The world you inhabit is one of Gothic inspiration and witchcraft-like arcane influences. There are religious fanatics and Pagan worshipers, regular servants going about their business and town guards grumbling for their dinner. It’s a dark and unsettling world and with the creatures you encounter, can truly be a creepy experience.

It’s pretty hard too, by today’s standards many people would probably get frustrated at its slow pace and methodical approach to progression. The maps are a hand drawn approximation of what you have learned from verbal sources and paid informers. This can make figuring out where you are and your objective more complicated but also more engaging. It forces you to explore and investigate rather than simply navigate A to B.

I played the Steam version, although it is available on other digital retailers too. Unfortunately the Steam version had  a bug with Win 7 which auto skipped all the cut scenes, this really does damage the experience, although it is possible to play the cut scenes manually from within the game folder. However they are confusingly sequenced and I didn’t realize until the very end, some of the later numbered videos pertained to the earlier missions.

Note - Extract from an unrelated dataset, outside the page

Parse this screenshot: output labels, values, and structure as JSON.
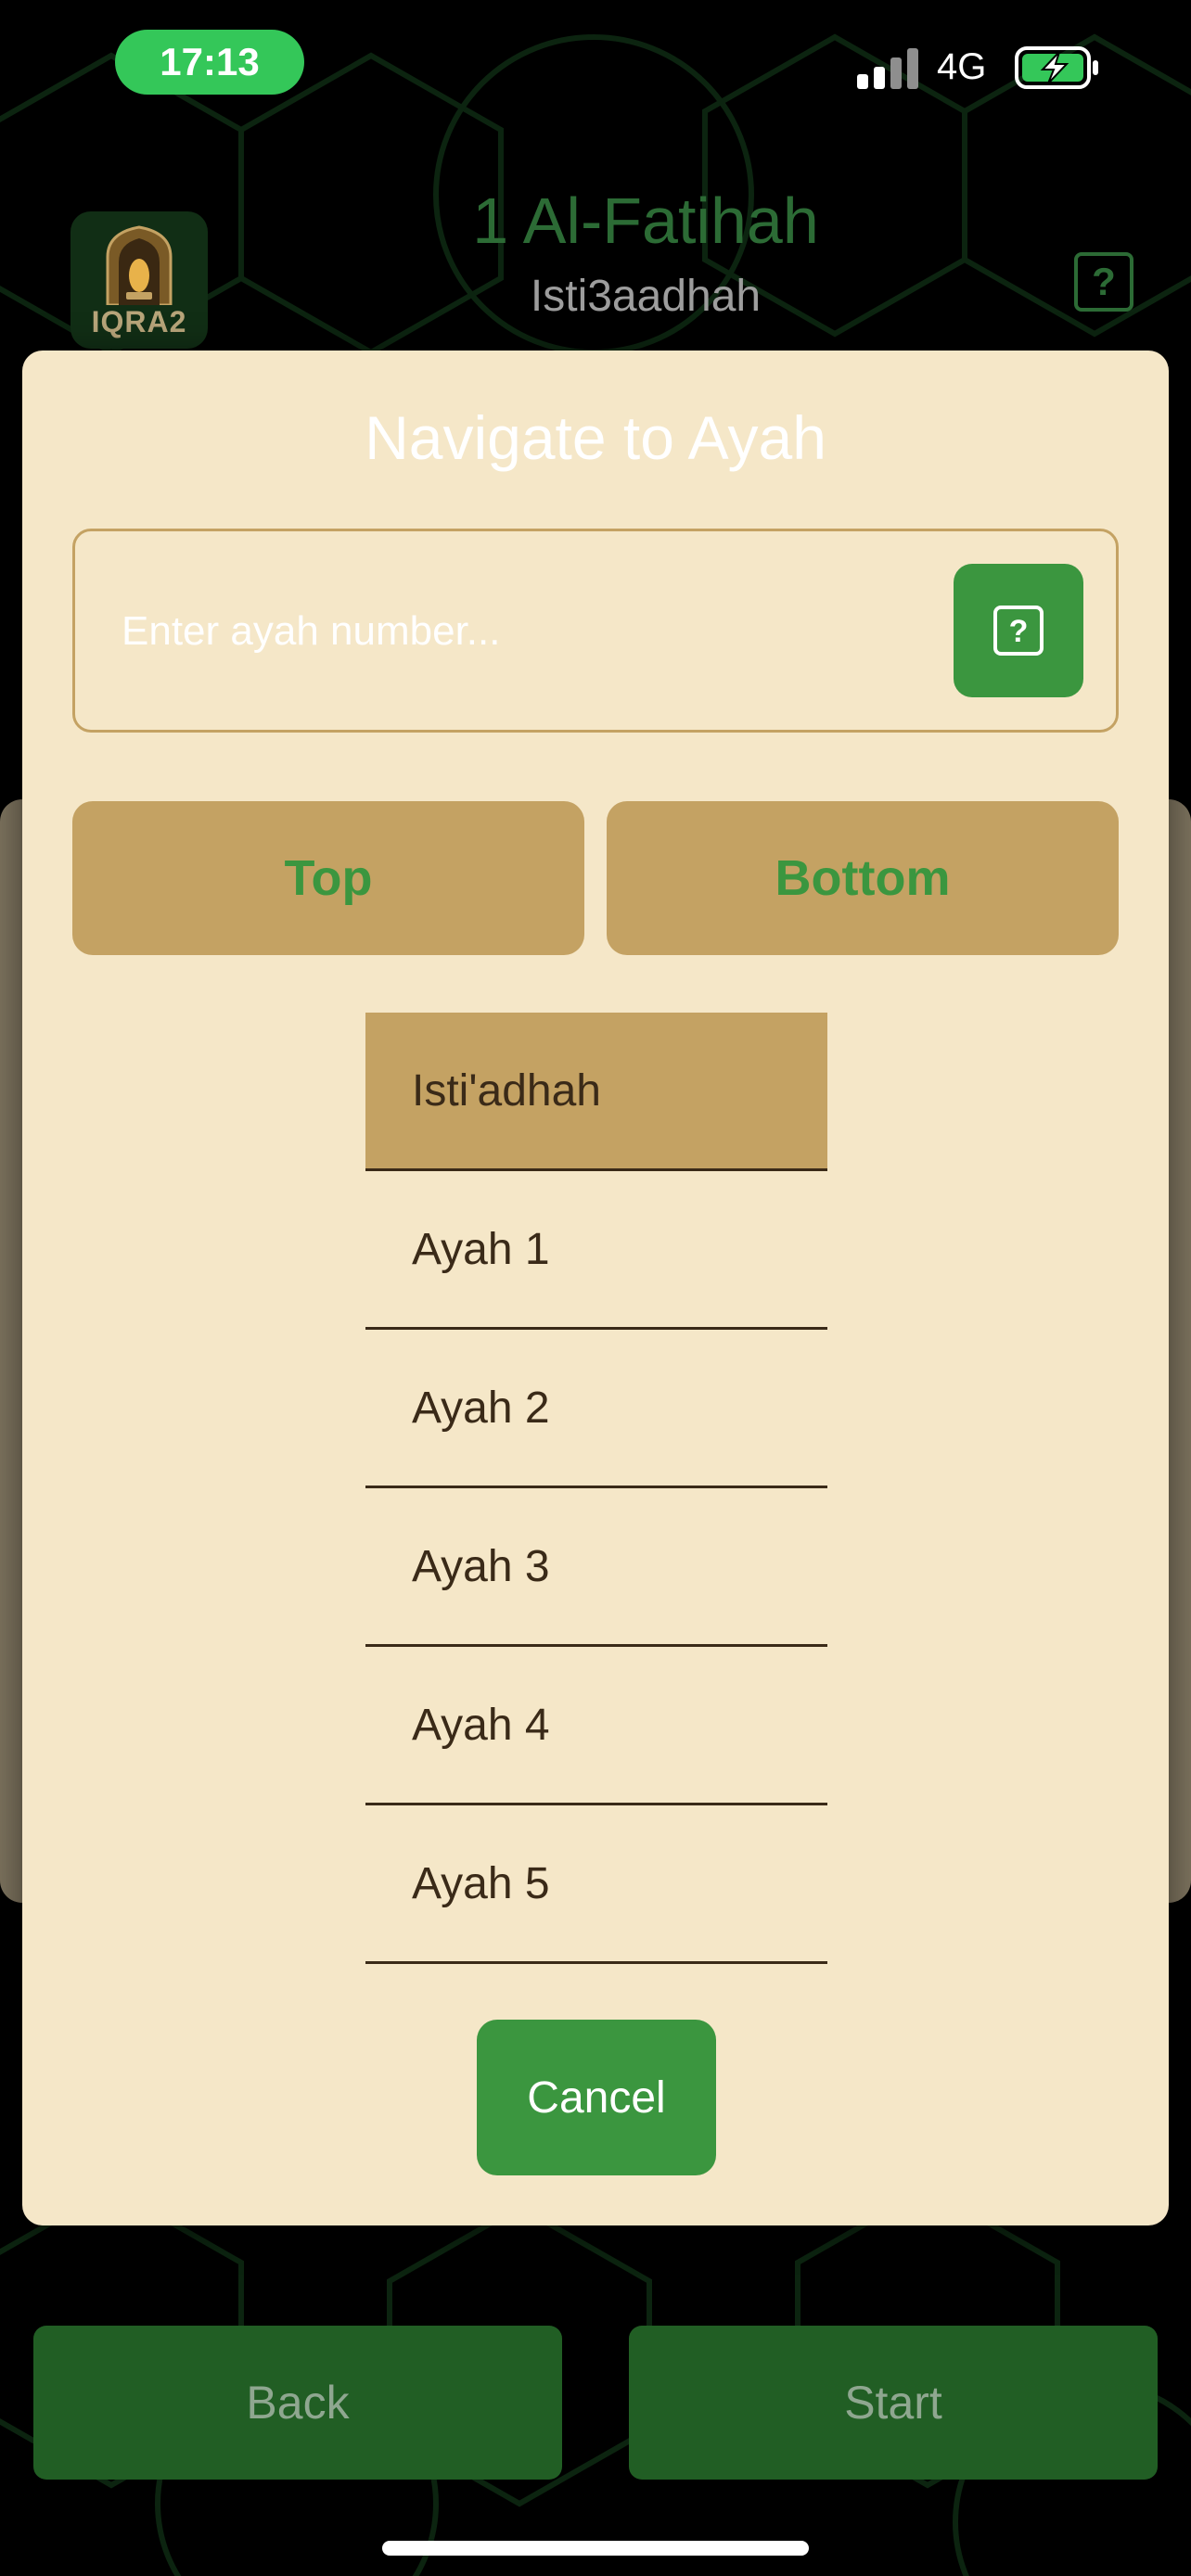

Thief (Gold) is a game you do have to work at to understand and appreciate, however once you have grasped its difficulty and intent, only its own sequels are worthy of besting it. Garret is an interesting cynic, his quips and thoughts during the levels serve not only to highlight locations but also to add flavor. I’m very skeptical if the new re-imaging of “Thief” will meet the qualities of the original, but thankfully, the original already exists. If you like stealthy game play, Thief (Gold) is worth every penny.